どういうわけかこうして真水で湯掻いた実家の筍には、妙にミルキーな風味とコクがあって、非常にうまい。筍を掘り起こすときに地下茎を切断するとミルクのような白くねばついた樹液が親竹のほうから供給されていることがわかるのだが、あれがこの乳臭いような風味の素なのだろうか。

細く刻んだ油揚げと一緒に柔らかい穂先の方を刻んだものを甘辛く煮て、飯と一緒に炊く。筍の色が醤油に染まりきらないように、ごく薄味にする。そうでなくてはもったいないほどに旨いからである。煮物のほうは、煮干しと一緒に根元の硬い部分を煮含める。こちらはしっかりと出汁と醤油をきかせて、味が濃い。根元はえぐみも強いからだ。だから煮物の方は次第に飽きが来たりもしたが、炊き込みご飯は一番うまい先の部分から出汁が出るのもあって、シーズン中は何度食っても何度でもうまい。

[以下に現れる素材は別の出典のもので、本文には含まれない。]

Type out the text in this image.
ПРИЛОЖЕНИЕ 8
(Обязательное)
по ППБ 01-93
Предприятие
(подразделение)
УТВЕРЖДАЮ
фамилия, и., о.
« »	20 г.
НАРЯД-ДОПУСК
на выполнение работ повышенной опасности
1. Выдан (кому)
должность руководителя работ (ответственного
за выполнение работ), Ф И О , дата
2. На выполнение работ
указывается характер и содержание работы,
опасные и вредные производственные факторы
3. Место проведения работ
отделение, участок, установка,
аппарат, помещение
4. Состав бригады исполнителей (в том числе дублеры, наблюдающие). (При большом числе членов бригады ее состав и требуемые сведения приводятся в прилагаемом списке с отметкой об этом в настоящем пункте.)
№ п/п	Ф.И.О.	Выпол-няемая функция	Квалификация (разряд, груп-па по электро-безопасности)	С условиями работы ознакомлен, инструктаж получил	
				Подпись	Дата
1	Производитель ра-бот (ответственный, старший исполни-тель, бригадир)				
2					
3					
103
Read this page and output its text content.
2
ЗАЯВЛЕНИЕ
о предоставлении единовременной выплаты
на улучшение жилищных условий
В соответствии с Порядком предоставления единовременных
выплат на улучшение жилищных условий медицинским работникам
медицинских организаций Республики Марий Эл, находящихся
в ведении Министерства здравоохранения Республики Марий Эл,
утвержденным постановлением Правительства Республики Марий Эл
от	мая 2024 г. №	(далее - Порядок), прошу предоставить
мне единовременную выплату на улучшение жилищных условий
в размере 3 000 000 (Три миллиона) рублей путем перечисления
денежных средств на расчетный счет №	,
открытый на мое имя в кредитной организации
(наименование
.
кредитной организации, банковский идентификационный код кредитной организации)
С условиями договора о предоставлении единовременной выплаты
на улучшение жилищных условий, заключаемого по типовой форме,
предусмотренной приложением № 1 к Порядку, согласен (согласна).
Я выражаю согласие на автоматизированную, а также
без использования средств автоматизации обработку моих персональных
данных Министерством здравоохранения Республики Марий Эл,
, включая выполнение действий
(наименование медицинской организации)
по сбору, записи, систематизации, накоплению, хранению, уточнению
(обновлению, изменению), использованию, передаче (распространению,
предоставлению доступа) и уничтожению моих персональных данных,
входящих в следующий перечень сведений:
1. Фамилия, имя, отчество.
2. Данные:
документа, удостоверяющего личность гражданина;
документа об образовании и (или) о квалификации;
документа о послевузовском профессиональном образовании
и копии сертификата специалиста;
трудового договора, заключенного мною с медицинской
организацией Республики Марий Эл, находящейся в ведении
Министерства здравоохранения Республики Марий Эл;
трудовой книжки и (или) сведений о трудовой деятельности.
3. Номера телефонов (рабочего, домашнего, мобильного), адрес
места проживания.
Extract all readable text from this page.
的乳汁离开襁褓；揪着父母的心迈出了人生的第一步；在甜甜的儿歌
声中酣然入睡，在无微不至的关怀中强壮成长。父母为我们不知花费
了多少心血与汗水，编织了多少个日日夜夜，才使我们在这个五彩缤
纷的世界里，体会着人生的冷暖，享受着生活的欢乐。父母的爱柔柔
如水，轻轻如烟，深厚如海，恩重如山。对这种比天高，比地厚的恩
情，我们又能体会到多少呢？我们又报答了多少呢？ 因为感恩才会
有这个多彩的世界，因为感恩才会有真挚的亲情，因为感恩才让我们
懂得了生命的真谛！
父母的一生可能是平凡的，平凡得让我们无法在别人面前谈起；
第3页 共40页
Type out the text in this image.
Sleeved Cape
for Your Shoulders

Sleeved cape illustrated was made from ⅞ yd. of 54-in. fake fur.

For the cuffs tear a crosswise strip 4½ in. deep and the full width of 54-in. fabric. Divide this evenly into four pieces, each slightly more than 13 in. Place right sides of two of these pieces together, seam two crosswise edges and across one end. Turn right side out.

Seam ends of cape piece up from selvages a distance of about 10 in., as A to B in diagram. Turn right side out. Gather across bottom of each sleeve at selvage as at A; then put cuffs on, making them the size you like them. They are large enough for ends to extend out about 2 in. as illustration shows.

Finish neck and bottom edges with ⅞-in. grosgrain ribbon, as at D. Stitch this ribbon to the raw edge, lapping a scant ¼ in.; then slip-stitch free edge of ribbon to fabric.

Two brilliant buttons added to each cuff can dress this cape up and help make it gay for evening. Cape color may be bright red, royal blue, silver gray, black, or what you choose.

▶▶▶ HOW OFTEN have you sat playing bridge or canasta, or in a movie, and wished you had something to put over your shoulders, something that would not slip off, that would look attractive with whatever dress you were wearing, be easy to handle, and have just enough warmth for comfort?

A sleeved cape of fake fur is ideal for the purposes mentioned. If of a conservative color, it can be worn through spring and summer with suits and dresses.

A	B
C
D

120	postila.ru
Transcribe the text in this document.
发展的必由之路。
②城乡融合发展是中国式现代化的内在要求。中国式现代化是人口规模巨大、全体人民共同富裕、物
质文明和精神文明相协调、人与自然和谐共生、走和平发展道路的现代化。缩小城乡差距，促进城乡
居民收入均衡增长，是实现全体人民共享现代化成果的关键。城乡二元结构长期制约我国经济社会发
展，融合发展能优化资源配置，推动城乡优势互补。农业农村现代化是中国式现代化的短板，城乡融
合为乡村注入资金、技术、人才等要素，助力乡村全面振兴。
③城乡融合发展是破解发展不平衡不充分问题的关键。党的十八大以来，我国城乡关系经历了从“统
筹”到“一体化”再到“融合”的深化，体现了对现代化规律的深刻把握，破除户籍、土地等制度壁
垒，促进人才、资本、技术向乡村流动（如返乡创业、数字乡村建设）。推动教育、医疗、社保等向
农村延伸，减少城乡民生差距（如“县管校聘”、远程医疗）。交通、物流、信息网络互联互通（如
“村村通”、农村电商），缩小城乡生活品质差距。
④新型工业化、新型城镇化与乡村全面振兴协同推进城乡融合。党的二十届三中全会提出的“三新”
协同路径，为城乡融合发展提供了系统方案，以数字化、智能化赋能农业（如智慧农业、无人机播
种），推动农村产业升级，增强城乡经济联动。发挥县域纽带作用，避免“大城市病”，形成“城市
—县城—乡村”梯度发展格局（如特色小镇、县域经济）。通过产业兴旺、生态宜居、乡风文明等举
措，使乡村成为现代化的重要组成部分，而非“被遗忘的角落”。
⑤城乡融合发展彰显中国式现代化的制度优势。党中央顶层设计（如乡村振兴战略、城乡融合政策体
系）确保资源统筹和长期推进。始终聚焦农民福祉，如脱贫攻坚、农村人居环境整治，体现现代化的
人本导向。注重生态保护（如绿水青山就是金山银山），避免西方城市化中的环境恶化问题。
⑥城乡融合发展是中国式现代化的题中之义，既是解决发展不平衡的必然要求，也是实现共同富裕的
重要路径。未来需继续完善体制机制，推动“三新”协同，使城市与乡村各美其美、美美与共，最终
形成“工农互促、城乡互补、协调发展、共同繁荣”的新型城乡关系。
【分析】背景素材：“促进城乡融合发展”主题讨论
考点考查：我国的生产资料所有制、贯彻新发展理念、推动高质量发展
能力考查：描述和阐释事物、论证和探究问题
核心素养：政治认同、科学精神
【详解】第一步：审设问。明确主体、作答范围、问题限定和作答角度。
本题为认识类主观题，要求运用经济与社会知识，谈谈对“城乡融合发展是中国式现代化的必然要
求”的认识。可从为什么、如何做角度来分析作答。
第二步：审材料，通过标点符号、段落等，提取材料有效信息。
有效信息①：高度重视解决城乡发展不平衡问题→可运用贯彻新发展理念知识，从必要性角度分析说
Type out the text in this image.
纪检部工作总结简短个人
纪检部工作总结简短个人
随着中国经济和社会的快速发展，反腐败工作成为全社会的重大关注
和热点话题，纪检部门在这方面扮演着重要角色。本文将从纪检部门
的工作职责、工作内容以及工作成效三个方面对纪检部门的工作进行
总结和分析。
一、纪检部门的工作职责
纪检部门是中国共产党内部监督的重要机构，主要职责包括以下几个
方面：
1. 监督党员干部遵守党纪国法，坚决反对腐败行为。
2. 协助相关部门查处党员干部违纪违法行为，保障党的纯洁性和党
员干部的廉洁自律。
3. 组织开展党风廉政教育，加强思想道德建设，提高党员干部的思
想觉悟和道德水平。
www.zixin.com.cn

成長が早い筍は二、三度収穫にいけるため、季節のうちは何度も休みの日にこれを行う。荷造りもあるため家の中は忙しなくなる。残った筍は一年分を細かく刻んで冷凍しておき、青椒肉絲や筑前煮のたびに取り出される。

上京して一人暮らしになったわたしの家にも春先に筍が届き、同じようにしてお相伴に預かった。穂先は筍ご飯に。根元は煮るが、わたしは丸の煮干しは好まないので薄めに刻んで少しの鶏肉と一緒に甘辛く煮る。食べ切らない分は刻んでおいて冷凍するが、実家のように納戸に古い二個目の冷蔵庫があるわけでもないのでごく少量だ。そもそも送られてくる量も両親の高齢化と竹林に猪が出没するせいで控えめである。

季節外れの筍の話をここまで長々書いたのは、今年の分の最後の残りをきんぴらにして食べ切ってしまったからだ。あとiPadで長文をタイピングする感覚をテストしたかったからである。やや風味の失われた筍のきんぴらを食べながら、伸びかけの夏草とガソリンの臭い、花の季節の中間に庭を探し歩いて摘んだくたびれかけのナデシコを供えた丸い墓石のことを思い出した。